Iraqi journalists at the press conference stood, pointed and shouted "Death to Saddam!" and "Down with Saddam!"

Though the raid occurred Saturday afternoon American time, U.S. officials went to great length to keep it quiet until medical tests and DNA testing confirmed Saddam's identity.

Saddam was being held at an undisclosed location, and U.S. authorities have not yet determined whether to hand him over to the Iraqis for trial or what his status would be. Iraqi officials want him to stand trial before a war crimes tribunal created last week.

Amnesty International said Sunday that Saddam should be given POW status and allowed visits by the international Red Cross.

Ahmad Chalabi, a member of Iraq's Governing Council, said Saddam will be put on trial.

"Saddam will stand a public trial so that the Iraqi people will know his crimes," Chalabi told Al-Iraqiya, a Pentagon-funded TV station.

In London, British Prime Minister Tony Blair hailed the capture, saying the deposed leader "has gone from power, he won't be coming back."

"Where his rule meant terror and division and brutality, let his capture bring about unity, reconciliation and peace between all the people of Iraq," Blair said.

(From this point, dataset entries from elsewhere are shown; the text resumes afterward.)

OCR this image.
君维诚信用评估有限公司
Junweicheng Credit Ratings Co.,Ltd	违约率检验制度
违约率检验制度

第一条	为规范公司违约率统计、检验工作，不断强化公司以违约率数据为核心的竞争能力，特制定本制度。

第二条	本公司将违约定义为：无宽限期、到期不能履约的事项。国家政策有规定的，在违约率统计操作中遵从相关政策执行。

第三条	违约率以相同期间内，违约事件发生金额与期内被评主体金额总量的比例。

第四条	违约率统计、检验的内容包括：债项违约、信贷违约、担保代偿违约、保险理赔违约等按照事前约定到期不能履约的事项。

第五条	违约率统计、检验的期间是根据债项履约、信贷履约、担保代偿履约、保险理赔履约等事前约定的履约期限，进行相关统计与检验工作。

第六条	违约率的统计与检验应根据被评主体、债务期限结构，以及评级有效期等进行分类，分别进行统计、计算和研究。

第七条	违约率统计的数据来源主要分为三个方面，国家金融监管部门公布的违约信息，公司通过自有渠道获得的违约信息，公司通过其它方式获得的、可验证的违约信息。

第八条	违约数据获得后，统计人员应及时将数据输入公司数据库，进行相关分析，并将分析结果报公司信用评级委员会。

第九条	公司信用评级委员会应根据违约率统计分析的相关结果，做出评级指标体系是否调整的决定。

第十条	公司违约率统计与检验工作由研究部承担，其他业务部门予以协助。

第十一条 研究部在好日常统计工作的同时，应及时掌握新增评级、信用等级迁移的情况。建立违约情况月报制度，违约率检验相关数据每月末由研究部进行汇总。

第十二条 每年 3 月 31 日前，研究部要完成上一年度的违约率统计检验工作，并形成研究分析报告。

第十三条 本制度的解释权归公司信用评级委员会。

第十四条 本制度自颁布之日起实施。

After sundown, three barrels of gasoline mounted on a pickup truck exploded in central Baghdad, causing a fierce blaze but no casualties, police officials said.

Earlier in the day, rumors of the capture sent people streaming into the streets of Kirkuk, a northern Iraqi city, firing guns in the air in celebration.

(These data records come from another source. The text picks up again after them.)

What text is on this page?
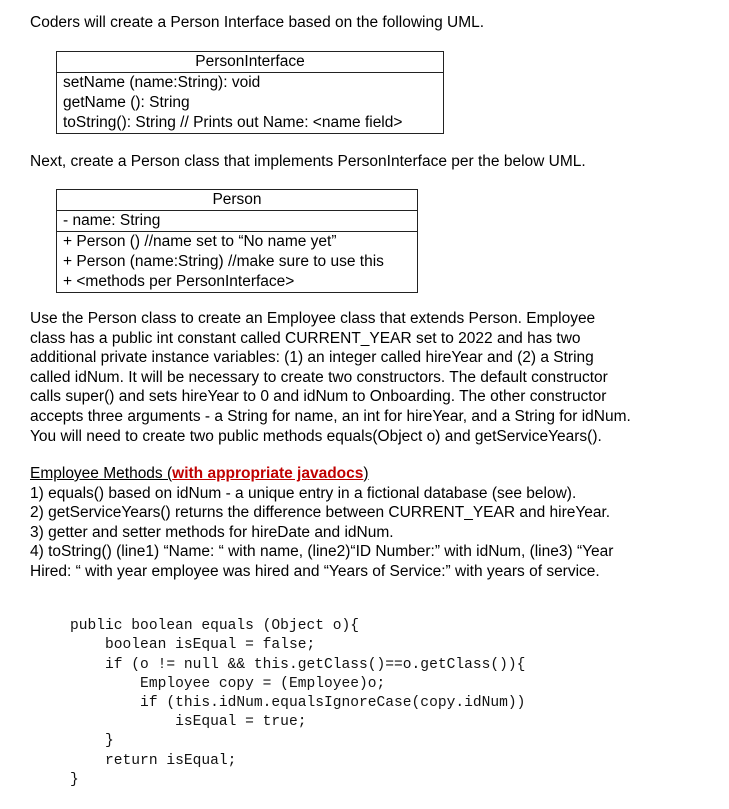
Coders will create a Person Interface based on the following UML.
PersonInterface
setName (name:String): void
getName (): String
toString(): String // Prints out Name: <name field>
Next, create a Person class that implements PersonInterface per the below UML.
Person
- name: String
+ Person () //name set to “No name yet”
+ Person (name:String) //make sure to use this
+ <methods per PersonInterface>
Use the Person class to create an Employee class that extends Person. Employee
class has a public int constant called CURRENT_YEAR set to 2022 and has two
additional private instance variables: (1) an integer called hireYear and (2) a String
called idNum. It will be necessary to create two constructors. The default constructor
calls super() and sets hireYear to 0 and idNum to Onboarding. The other constructor
accepts three arguments - a String for name, an int for hireYear, and a String for idNum.
You will need to create two public methods equals(Object o) and getServiceYears().
Employee Methods (with appropriate javadocs)
1) equals() based on idNum - a unique entry in a fictional database (see below).
2) getServiceYears() returns the difference between CURRENT_YEAR and hireYear.
3) getter and setter methods for hireDate and idNum.
4) toString() (line1) “Name: “ with name, (line2)“ID Number:” with idNum, (line3) “Year
Hired: “ with year employee was hired and “Years of Service:” with years of service.

public boolean equals (Object o){
boolean isEqual = false;
if (o != null && this.getClass()==o.getClass()){
Employee copy = (Employee)o;
if (this.idNum.equalsIgnoreCase(copy.idNum))
isEqual = true;
}
return isEqual;
}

"We are celebrating like it's a wedding," said Kirkuk resident Mustapha Sheriff. "We are finally rid of that criminal."

After invading Iraq on March 20 and setting up their headquarters in Saddam's sprawling Republican Palace compound in Baghdad, U.S. troops launched a massive manhunt for the fugitive leader, placing a $25 million bounty on his head and sending thousands of soldiers to search for him.

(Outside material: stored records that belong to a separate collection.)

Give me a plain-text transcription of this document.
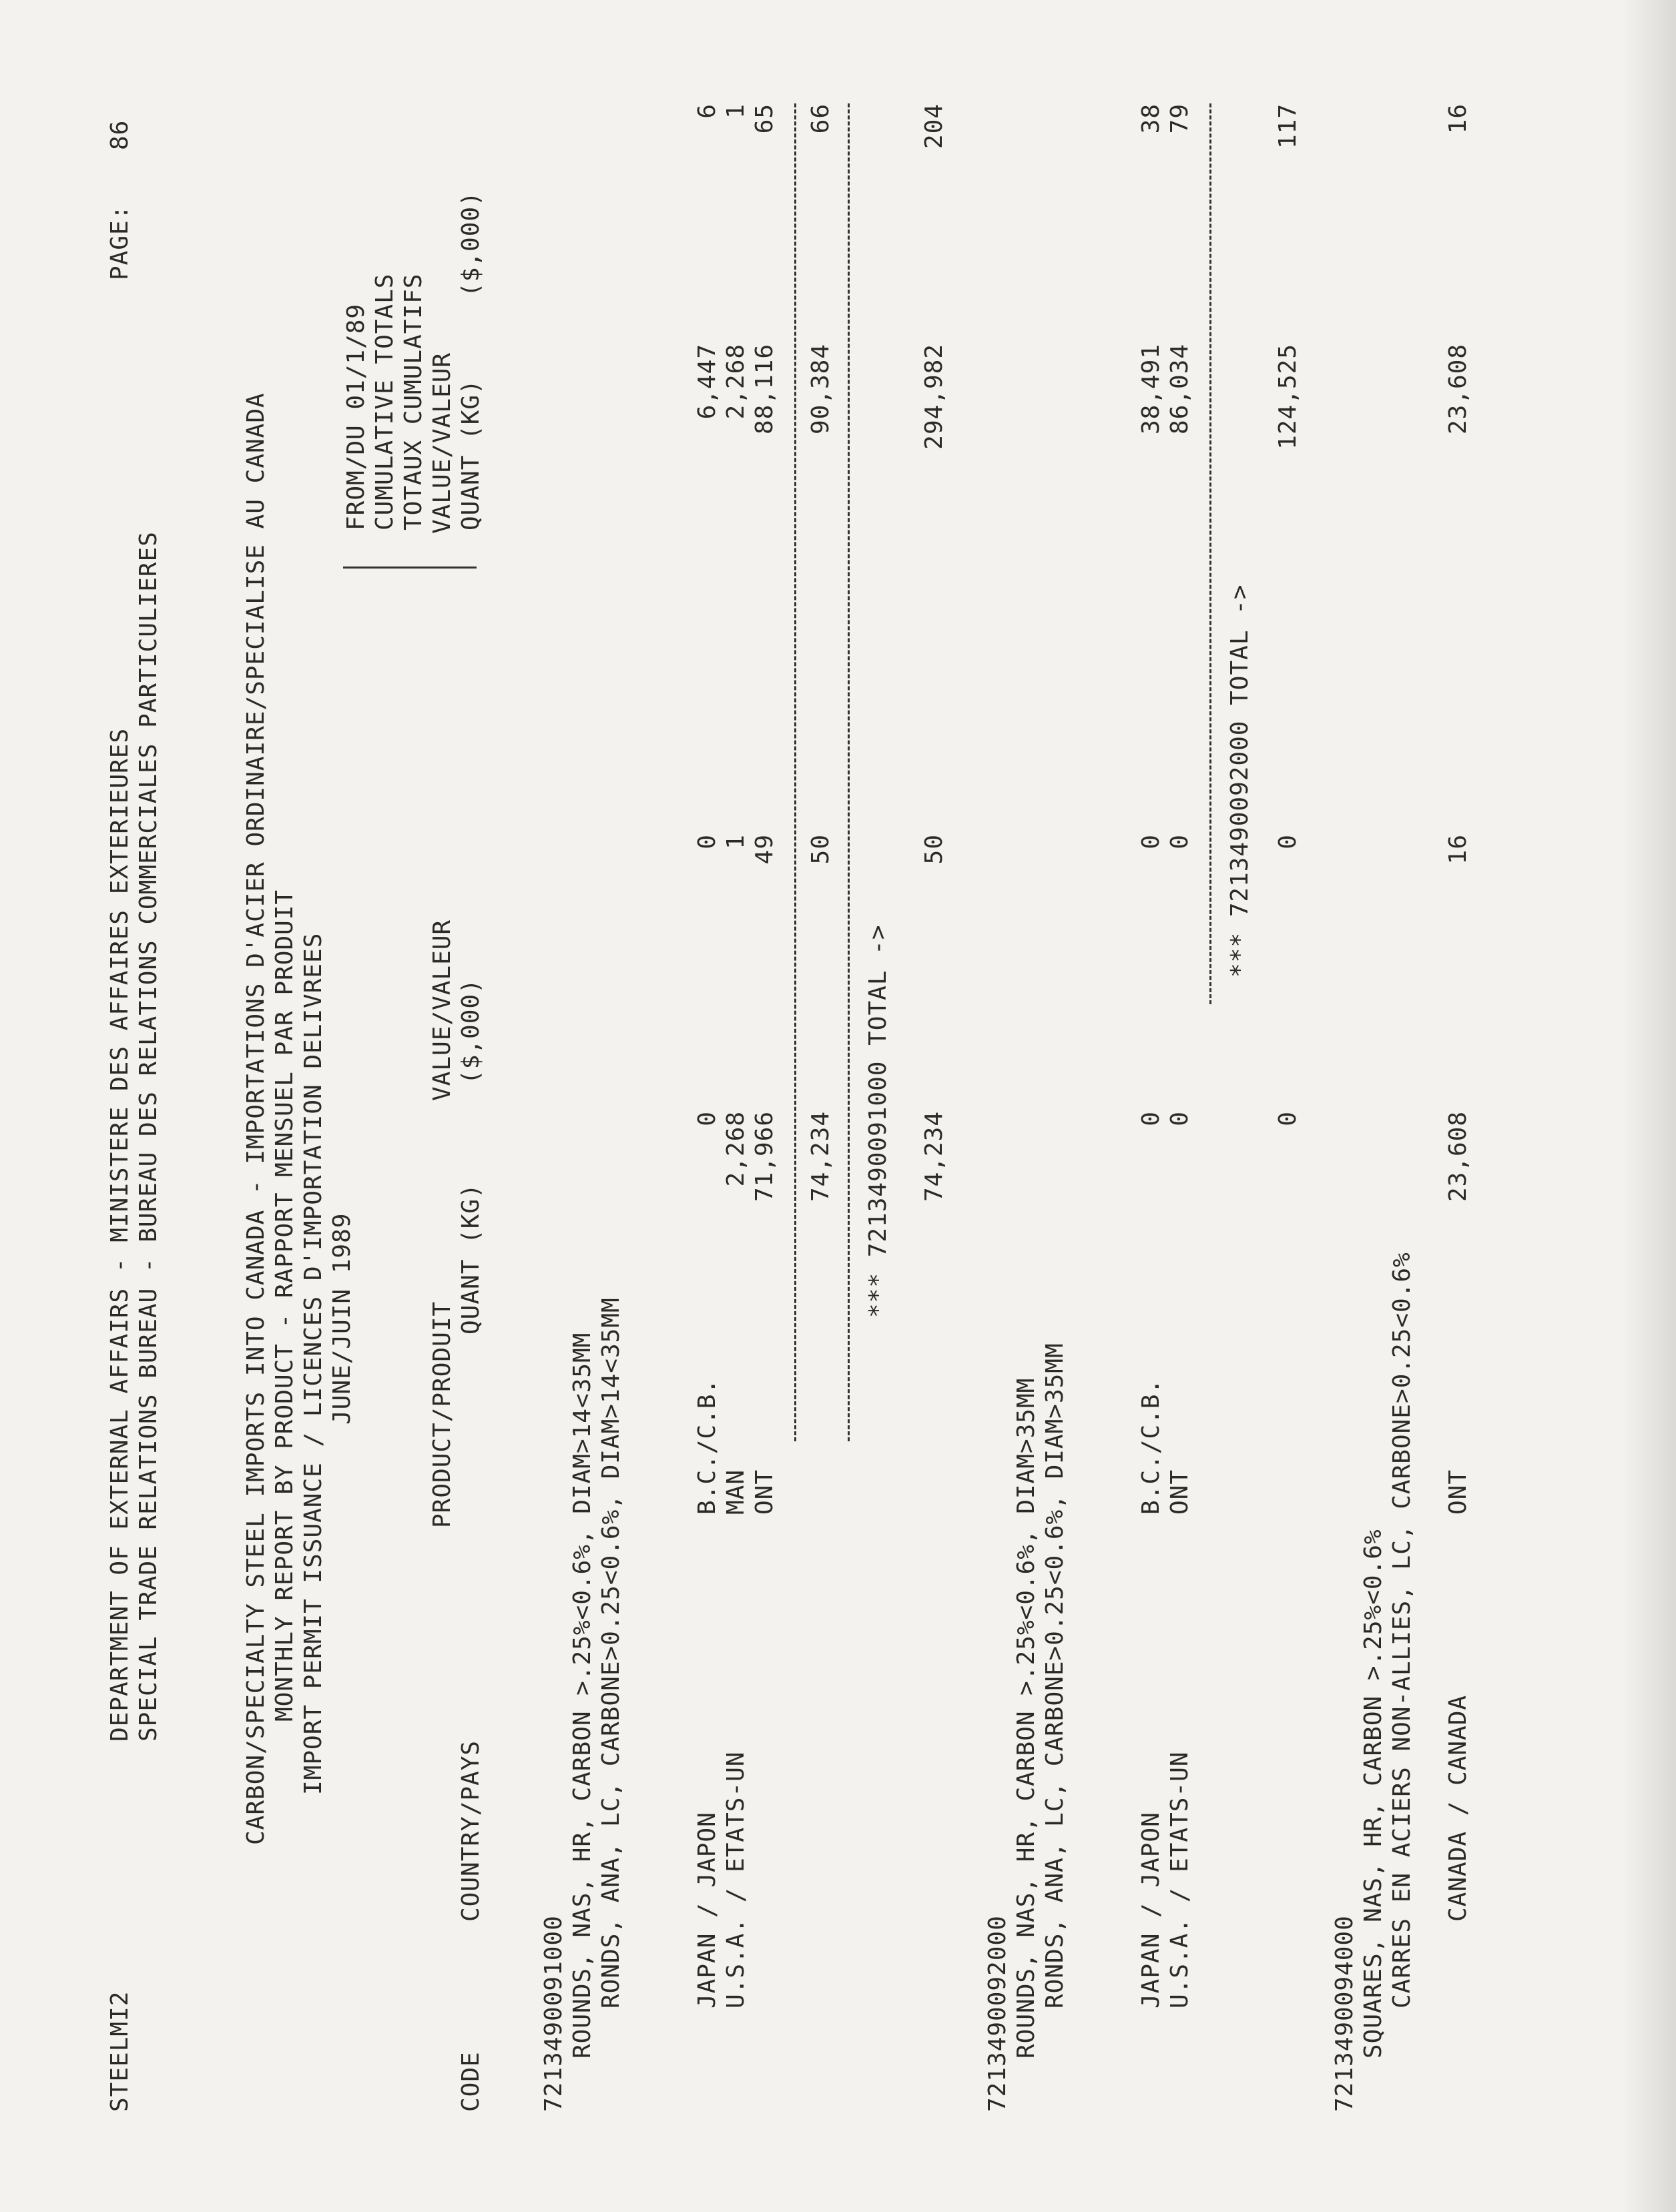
STEELMI2
DEPARTMENT OF EXTERNAL AFFAIRS - MINISTERE DES AFFAIRES EXTERIEURES SPECIAL TRADE RELATIONS BUREAU - BUREAU DES RELATIONS COMMERCIALES PARTICULIERES
PAGE:
86
CARBON/SPECIALTY STEEL IMPORTS INTO CANADA - IMPORTATIONS D'ACIER ORDINAIRE/SPECIALISE AU CANADA MONTHLY REPORT BY PRODUCT - RAPPORT MENSUEL PAR PRODUIT IMPORT PERMIT ISSUANCE / LICENCES D'IMPORTATION DELIVREES JUNE/JUIN 1989
FROM/DU 01/1/89 CUMULATIVE TOTALS TOTAUX CUMULATIFS VALUE/VALEUR QUANT (KG)
($,000)
VALUE/VALEUR
QUANT (KG)
($,000)
PRODUCT/PRODUIT
CODE
COUNTRY/PAYS
7213490091000 ROUNDS, NAS, HR, CARBON >.25%<0.6%, DIAM>14<35MM RONDS, ANA, LC, CARBONE>0.25<0.6%, DIAM>14<35MM	JAPAN / JAPON
B.C./C.B.
0
0
6,447
6
U.S.A. / ETATS-UN
MAN
2,268
1
2,268
1
ONT
71,966
49
88,116
65
74,234
50
90,384
66
*** 7213490091000 TOTAL -> 74,234
50
294,982
204
7213490092000 ROUNDS, NAS, HR, CARBON >.25%<0.6%, DIAM>35MM RONDS, ANA, LC, CARBONE>0.25<0.6%, DIAM>35MM	JAPAN / JAPON
B.C./C.B.
0
0
38,491
38
U.S.A. / ETATS-UN
ONT
0
0
86,034
79
*** 7213490092000 TOTAL ->
0
0
124,525
117
7213490094000 SQUARES, NAS, HR, CARBON >.25%<0.6% CARRES EN ACIERS NON-ALLIES, LC, CARBONE>0.25<0.6% CANADA / CANADA
ONT
23,608
16
23,608
16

Saddam proved elusive during the war, when at least two dramatic military strikes came up empty in their efforts to assassinate him. Since then, he has appeared in both video and audio tapes. U.S. officials named him No. 1, the so-called Ace of Spades, on their list of 55 most-wanted Iraqis.

Saddam's capture leaves 13 figures still at large from the list. The highest-ranking figure among them is Izzat Ibrahim al-Douri, a close Saddam aide who U.S. officials have said may be directly organizing resistance.

The ability to act on the intelligence quickly enough to locate and capture a man who was hiding underground in an area not much larger then a coffin is without precedence and shows the capabilities of the U.S. military, says retired U.S. Army Major Mike Lyons, a CBS military analyst.